Take time to explain why you believe something — not just what you believe and why your opponent is wrong. So how did Bastian switch over from home birth advocate to home birth critic? It started with conversations with researchers in Sydney, who were compassionate about her worldview and generous with their time. In the 1980s, Bastian went to a workshop at a childbirth education conference and met a researcher, Judith Lumley, who wanted to help her understand medical evidence. Through Lumley, Bastian connected with others in the scientific community who took the time to explain not only the evidence behind home birthing but also how to understand its strengths and limitations. Vox.com, April 29, 2017. Doctors have decades of experience fighting “fake news.” Here’s how they win.
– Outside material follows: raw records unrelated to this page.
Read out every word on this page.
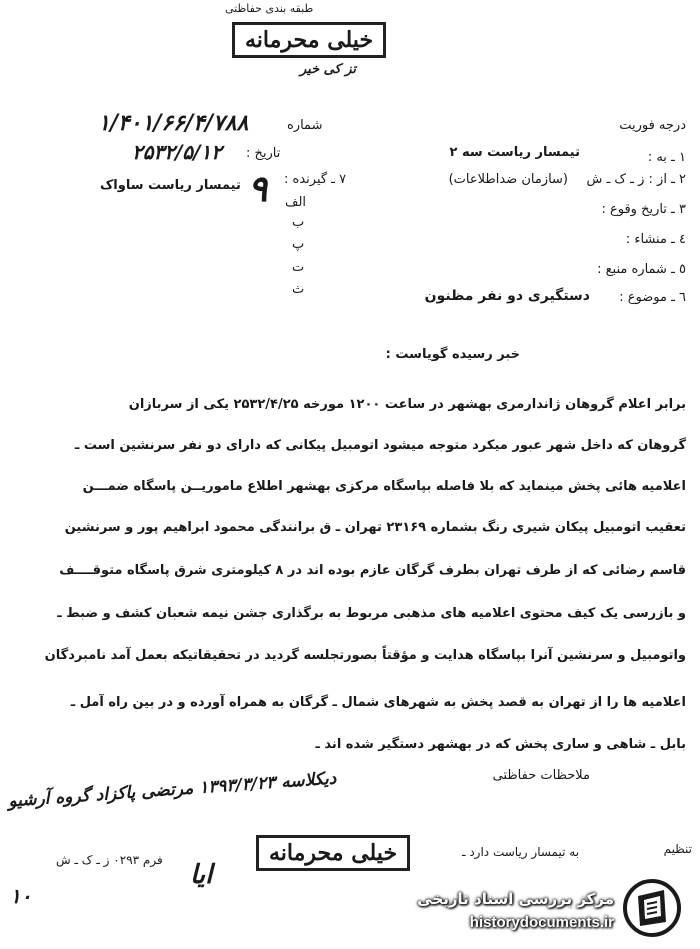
طبقه بندی حفاظتی
خیلی محرمانه
تز کی خیر
۱/۴۰۱/۶۶/۴/۷۸۸	شماره
۲۵۳۲/۵/۱۲ تاریخ :
درجه فوریت
۱ ـ به :
تیمسار ریاست سه ۲
۲ ـ از : ز ـ ک ـ ش
(سازمان ضداطلاعات)
۳ ـ تاریخ وقوع :
٤ ـ منشاء :
٥ ـ شماره منبع :
٦ ـ موضوع :
دستگیری دو نفر مظنون
۷ ـ گیرنده :
۹
تیمسار ریاست ساواک
الف
ب
پ
ت
ث
خبر رسیده گویاست :
برابر اعلام گروهان ژاندارمری بهشهر در ساعت ۱۲۰۰ مورخه ۲۵۳۲/۴/۲۵ یکی از سربازان
گروهان که داخل شهر عبور میکرد متوجه میشود اتومبیل پیکانی که دارای دو نفر سرنشین است ـ
اعلامیه هائی پخش مینماید که بلا فاصله بپاسگاه مرکزی بهشهر اطلاع ماموریــن پاسگاه ضمـــن
تعقیب اتومبیل پیکان شیری رنگ بشماره ۲۳۱۶۹ تهران ـ ق برانندگی محمود ابراهیم پور و سرنشین
قاسم رضائی که از طرف تهران بطرف گرگان عازم بوده اند در ۸ کیلومتری شرق پاسگاه متوقــــف
و بازرسی یک کیف محتوی اعلامیه های مذهبی مربوط به برگذاری جشن نیمه شعبان کشف و ضبط ـ
واتومبیل و سرنشین آنرا بپاسگاه هدایت و مؤقتاً بصورتجلسه گردید در تحقیقاتیکه بعمل آمد نامبردگان
اعلامیه ها را از تهران به قصد پخش به شهرهای شمال ـ گرگان به همراه آورده و در بین راه آمل ـ
بابل ـ شاهی و ساری پخش که در بهشهر دستگیر شده اند ـ
ملاحظات حفاظتی
دیکلاسه ۱۳۹۳/۳/۲۳ مرتضی پاکزاد گروه آرشیو
خیلی محرمانه	به تیمسار ریاست دارد ـ	تنظیم
فرم ۰۲۹۳ ز ـ ک ـ ش ایا
۱۰	مرکز بررسی اسناد تاریخی
historydocuments.ir
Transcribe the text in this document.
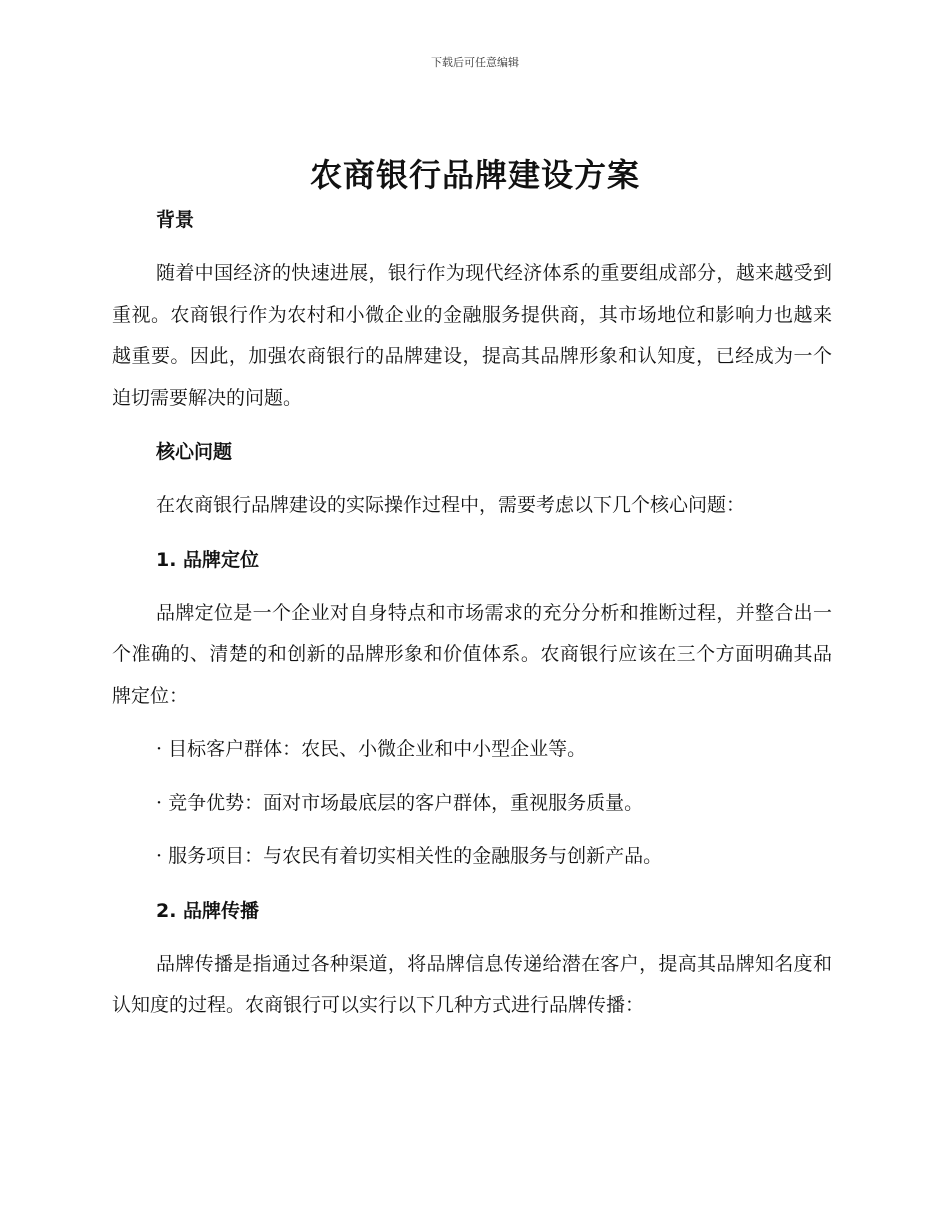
下载后可任意编辑
农商银行品牌建设方案
背景

随着中国经济的快速进展，银行作为现代经济体系的重要组成部分，越来越受到重视。农商银行作为农村和小微企业的金融服务提供商，其市场地位和影响力也越来越重要。因此，加强农商银行的品牌建设，提高其品牌形象和认知度，已经成为一个迫切需要解决的问题。

核心问题

在农商银行品牌建设的实际操作过程中，需要考虑以下几个核心问题：

1. 品牌定位

品牌定位是一个企业对自身特点和市场需求的充分分析和推断过程，并整合出一个准确的、清楚的和创新的品牌形象和价值体系。农商银行应该在三个方面明确其品牌定位：

· 目标客户群体：农民、小微企业和中小型企业等。

· 竞争优势：面对市场最底层的客户群体，重视服务质量。

· 服务项目：与农民有着切实相关性的金融服务与创新产品。

2. 品牌传播

品牌传播是指通过各种渠道，将品牌信息传递给潜在客户，提高其品牌知名度和认知度的过程。农商银行可以实行以下几种方式进行品牌传播：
When I hear an absolute statement such as “that approach has been debunked!” I’m pretty sure I’m not hearing an informed discussion on a subject. I’ve enough experience to know that most things have nuances to them and that most alternatives to difficult issues are rarely clear cut as to which are optimal.
Given this uncertainty, I find I want to listen more to people that are willing to discuss both the strengths and limitations of a solution. This is different than the PowerPoint led meeting of why the one approach must be done, now. Surprisingly, I find that trying, hard, to understand the other side of an issue is critical to making a good decision. I usually try to understand the other alternatives well enough to be able to convincingly advocate for them.
I’ve also discovered that spending the time to understand another person’s position will often, also surprisingly, bring them around to supporting our approach. These people appreciated being understood and are more willing to go our way because they believe that we will listen to them in the future and consider their concerns. Some folks have thrown their support our way simply because we were the only who spent time trying to understand them.
Are you taking the time to understand the other person’s position and are you sharing both the strengths and weaknesses of your own?